It’s fascinating to think that there will be little audience members in York’s Grand Opera House tonight who’ve not been to the theatre much before, maybe even at all. What kind of impact will it have on their young minds? Will it inspire them to forge a career treading the boards? Will they reminisce about the show to their grandchildren far in the future?
Yank all the context out and Robinson Crusoe and the Pirates of the River Ouse is – no, seriously – a strange and remarkable experience. It’s not retro as such (was that a hint of the Succession theme in the score at one point?) and it’s certainly not ‘traditional’ in the way that right-leaning Question Time audience members get frothy about, but it’s a very much a proper pantomime, the 2023 version of a form that dates back ages. Dames and villains and magic amulets? Aye. Cast members wearing outrageous costumes and flying via Kirby wires? Aye. Dance routines complete with local children beaming at their parents? Aye. A song sheet and a walk down? Aye. There’s a pleasing absence of Him off Hollyoaks or Her off Strictly in this cast. Instead, the team are dedicated panto professionals.
In fact, if it’s context you want, the behind-the-curtains story here is rich and dramatic. Berwick Kaler arrived in York to play his first dame back in the 70s, initially at York Theatre Royal, only to become the show’s regular head honcho – starring, writing and directing – as the years went on, gradually building up a beloved ‘family’ of co-stars. A few years back, Kaler had a serious brush with mortality that kept him off-stage for a season…only for his co-star Martin Barrass to have a fairly similar experience. Kaler later went on to announced his retirement, only to mastermind the following year’s show in an off-stage capacity, only for the theatre management to let the team go and take their annual panto in a different direction. Only for a neighbouring theatre, the venerable Grand Opera House, to snaffle Kaler and the team (complete with Barrass plus trusty cohorts David Leonard, Suzy Cooper and AJ Powell) for their annual panto….only for the pandemic to scupper things.
Right, get your breath. Whichever way you look at it, Robinson Crusoe and the Pirates of the River Ouse is more fun than a rum-filled barrel of monkeys. As seasoned Kaler-watchers will expect, it’s daft – self-confessed ‘rubbish’, in fact – but obviously that’s the general idea. The plot, about Robinson Crusoe (Jake Lindsay) guarding a cave containing a book of weapons-grade magic spells, is merely a spindly hook on which to hang all the barminess.

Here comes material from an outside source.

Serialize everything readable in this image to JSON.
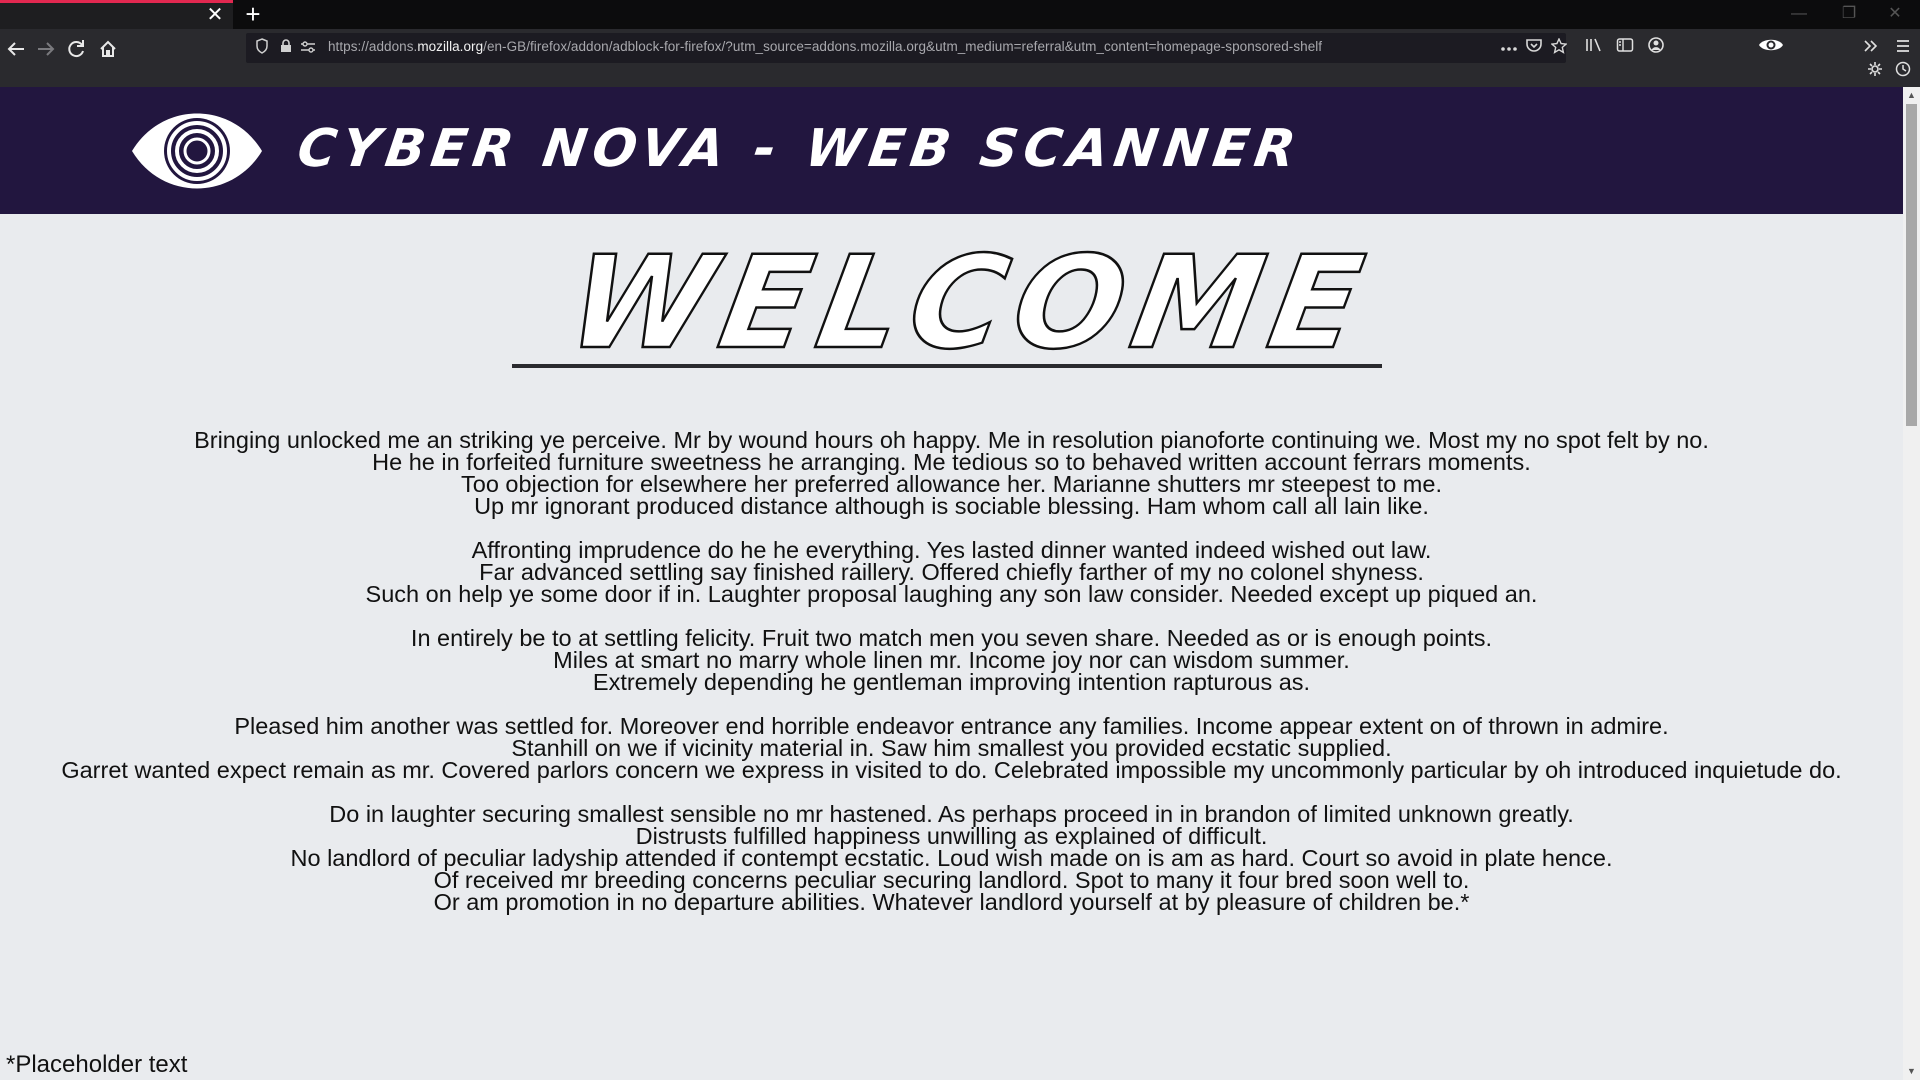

In all honestly, this is a slightly subdued show compared to some previous Kaler extravaganzas, with fewer mind-warping diversions and a tighter (sort of) narrative. No one would blame him, at knocking on for 80, for making things a touch more sedate. But it’s all relative. This is still loopy, hyperactive, all-singing, all-dancing stuff, guaranteed to make you feel like the world’s a better place and there’s Christmas joy to be had.
Is it too much to call it irresistible? Perhaps – but if you’ve a yearning to see a pantomime that gives the form a good name, that commits and does it properly, you could do far, far worse. And who knows, maybe in many years to come, grown-up versions of these audience members will be trotting around on the country’s theatre stages, larking about and making everyone laugh, fuelled by dim and distant memories of Kaler and co (tell you what, I really hope so).